Governor of the Maharashtra Mandal
- In office 1930–1942
- In office 1951–1975
- Succeeded by: Ramesh Damle

Secretary of the Maharashtra Mandal
- In office 1924–1930

Founder of the Maharashtra Mandal

Personal details
- Born: 14 April 1900 Maval
- Died: 25 July 1977 (aged 77) Pune
- Spouse: Kamlabai Bapat ​(died 1968)​
- Children: 2
- Parent(s): Vishnu Damle (father) and Lakshmi Damle (mother)
- Education: Bachelor of Arts
- Alma mater: Sir Parshurambhau College
- Occupation: Educationist

Military service
- Allegiance: British India (before 1947), India (after 1947)
- Years of service: 1942–1948
- Rank: Captain
- Unit: Belgaum
- Battles/wars: World War II

= Shivrampant Damle =

Indian educationist

Captain Shivrampant Damle (14 April 1900, in Maval – 25 July 1977, in Pune) was an Indian educationist. He is best remembered for founding the Maharashtriya Mandal in 1924.

== Biography ==
Damle was born on 14 April 1900, to Vishnu (d. 1928) and Lakshmi (née Chimnatai Modak; d. 1934) of the Damle gharana of Kivale. He was one of eight children born to his parents; he had six brothers and one sister. His family was Chitpavan brahmin.
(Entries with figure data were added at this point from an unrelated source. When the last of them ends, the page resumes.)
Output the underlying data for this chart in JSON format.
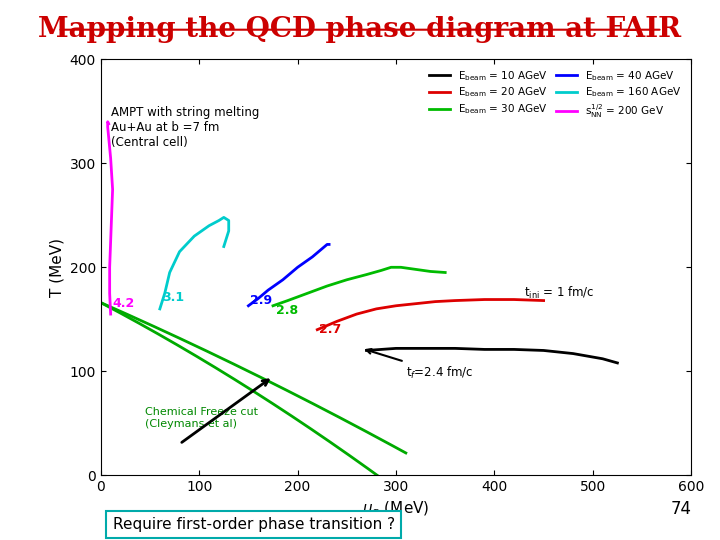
{
  "title": "Mapping the QCD phase diagram at FAIR",
  "title_color": "#cc0000",
  "title_fontsize": 20,
  "title_underline": true,
  "xlabel": "μ_q (MeV)",
  "ylabel": "T (MeV)",
  "xlim": [
    0,
    600
  ],
  "ylim": [
    0,
    400
  ],
  "bottom_text": "Require first-order phase transition ?",
  "page_number": "74",
  "annotation_text": "AMPT with string melting\nAu+Au at b =7 fm\n(Central cell)",
  "t_ini_label": "t_ini = 1 fm/c",
  "t_f_label": "t_f=2.4 fm/c",
  "freeze_label": "Chemical Freeze cut\n(Cleymans et al)",
  "freeze_color": "#008800",
  "background_color": "#ffffff"
}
Damle was educated at the Nutan Marathi Vidyalaya in Pune. He graduated with a B. A. degree from Sir Parshurambhau College before going on to found the Maharashtra Mandal in 1924, serving as its first secretary. Beginning in 1930, he served as the governor of the Maharashtra Mandal.
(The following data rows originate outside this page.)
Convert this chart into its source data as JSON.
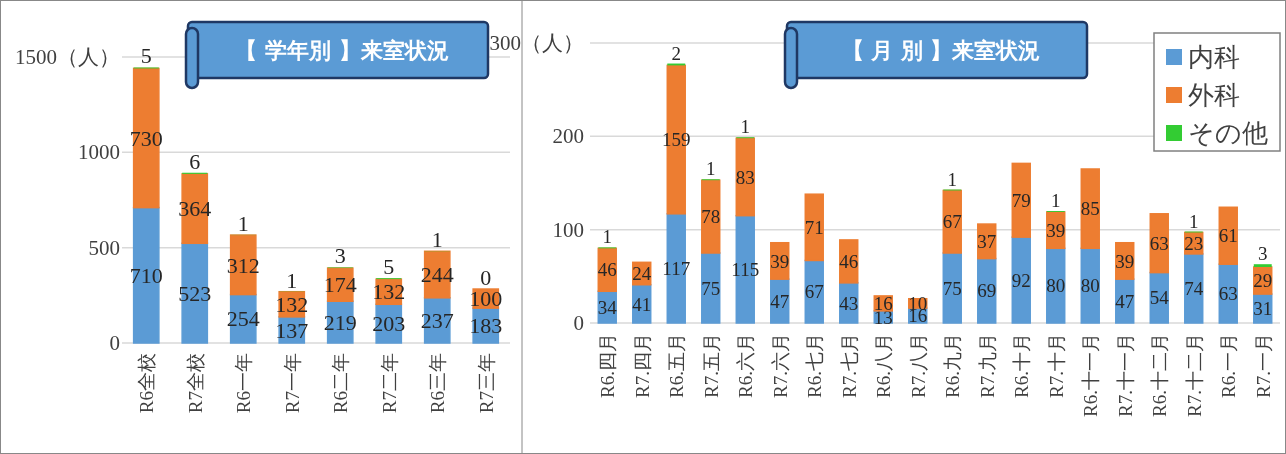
{
  "chart_data": [
    {
      "type": "bar",
      "title": "【 学年別 】来室状況",
      "stacked": true,
      "data_labels": true,
      "grid": "y",
      "legend": false,
      "categories": [
        "R6全校",
        "R7全校",
        "R6一年",
        "R7一年",
        "R6二年",
        "R7二年",
        "R6三年",
        "R7三年"
      ],
      "ylim": [
        0,
        1500
      ],
      "yticks": [
        0,
        500,
        1000,
        {
          "value": 1500,
          "label": "1500（人）"
        }
      ],
      "series": [
        {
          "color": "#5b9bd5",
          "values": [
            710,
            523,
            254,
            137,
            219,
            203,
            237,
            183
          ]
        },
        {
          "color": "#ed7d31",
          "values": [
            730,
            364,
            312,
            132,
            174,
            132,
            244,
            100
          ]
        },
        {
          "color": "#33cc33",
          "values": [
            5,
            6,
            1,
            1,
            3,
            5,
            1,
            0
          ]
        }
      ]
    },
    {
      "type": "bar",
      "title": "【 月 別 】来室状況",
      "stacked": true,
      "grid": "y",
      "legend": "top right",
      "categories": [
        "R6.四月",
        "R7.四月",
        "R6.五月",
        "R7.五月",
        "R6.六月",
        "R7.六月",
        "R6.七月",
        "R7.七月",
        "R6.八月",
        "R7.八月",
        "R6.九月",
        "R7.九月",
        "R6.十月",
        "R7.十月",
        "R6.十一月",
        "R7.十一月",
        "R6.十二月",
        "R7.十二月",
        "R6.一月",
        "R7.一月"
      ],
      "ylim": [
        0,
        300
      ],
      "yticks": [
        0,
        100,
        200,
        {
          "value": 300,
          "label": "300（人）"
        }
      ],
      "series": [
        {
          "name": "内科",
          "color": "#5b9bd5",
          "values": [
            34,
            41,
            117,
            75,
            115,
            47,
            67,
            43,
            13,
            16,
            75,
            69,
            92,
            80,
            80,
            47,
            54,
            74,
            63,
            31
          ],
          "value_labels": [
            "34",
            "41",
            "117",
            "75",
            "115",
            "47",
            "67",
            "43",
            "13",
            "16",
            "75",
            "69",
            "92",
            "80",
            "80",
            "47",
            "54",
            "74",
            "63",
            "31"
          ]
        },
        {
          "name": "外科",
          "color": "#ed7d31",
          "values": [
            46,
            24,
            159,
            78,
            83,
            39,
            71,
            46,
            16,
            10,
            67,
            37,
            79,
            39,
            85,
            39,
            63,
            23,
            61,
            29
          ],
          "value_labels": [
            "46",
            "24",
            "159",
            "78",
            "83",
            "39",
            "71",
            "46",
            "16",
            "10",
            "67",
            "37",
            "79",
            "39",
            "85",
            "39",
            "63",
            "23",
            "61",
            "29"
          ]
        },
        {
          "name": "その他",
          "color": "#33cc33",
          "values": [
            1,
            0,
            2,
            1,
            1,
            0,
            0,
            0,
            0,
            0,
            1,
            0,
            0,
            1,
            0,
            0,
            0,
            1,
            0,
            3
          ],
          "value_labels": [
            "1",
            null,
            "2",
            "1",
            "1",
            null,
            null,
            null,
            null,
            null,
            "1",
            null,
            null,
            "1",
            null,
            null,
            null,
            "1",
            null,
            "3"
          ]
        }
      ]
    }
  ]
}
From 1942 to 1948, he joined the British Indian Army. During World War II, he was posted in Belgaum. From 1951 to 1975 he again took up governorship of the Mandal.
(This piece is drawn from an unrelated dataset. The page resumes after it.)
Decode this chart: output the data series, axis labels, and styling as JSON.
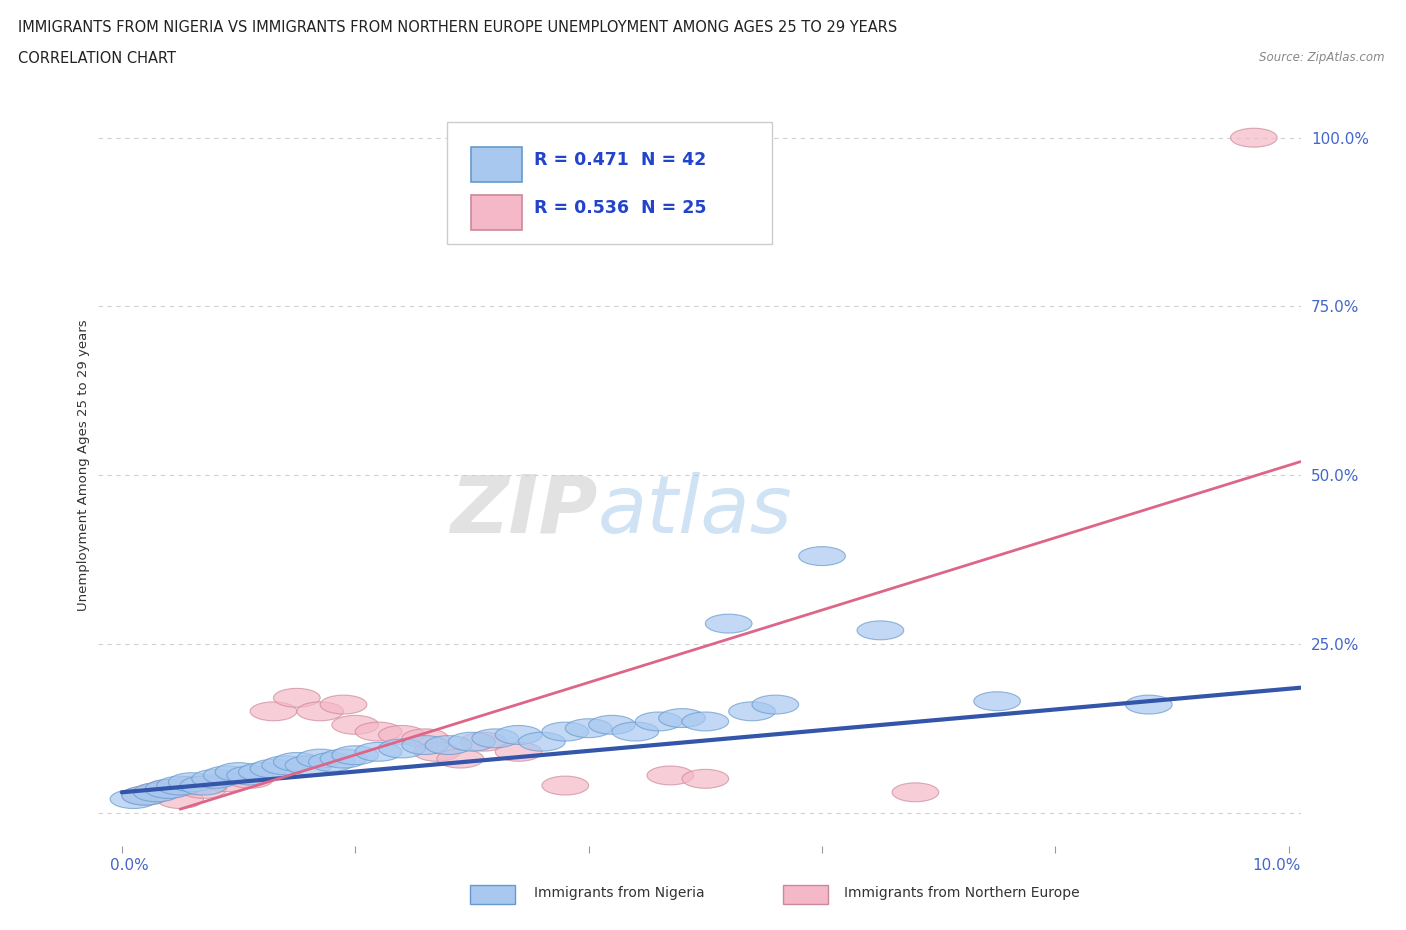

Beginning in 1963, he founded the Seth Dagduram Kataria High School, founding the Indirabai Karandikar Primary School on Tilak road in Pune in 1964, and founding schools for primary education in Marathi in 1968 and 1970, focusing on women's education.

On 1 July 1977, he founded the Chandrashekhar Agashe College of Physical Education in Gultekdi, Pune, having begun work for its founding in 1938.

Damle married Kamlabai Bapat, who predeceased him in 1968. The couple had two children, a son named Ramesh (b. 1935) and a daughter named Sunanda (b. 1937). Damle died on 25 July 1977, with his son succeeding him as governor of the Mandal.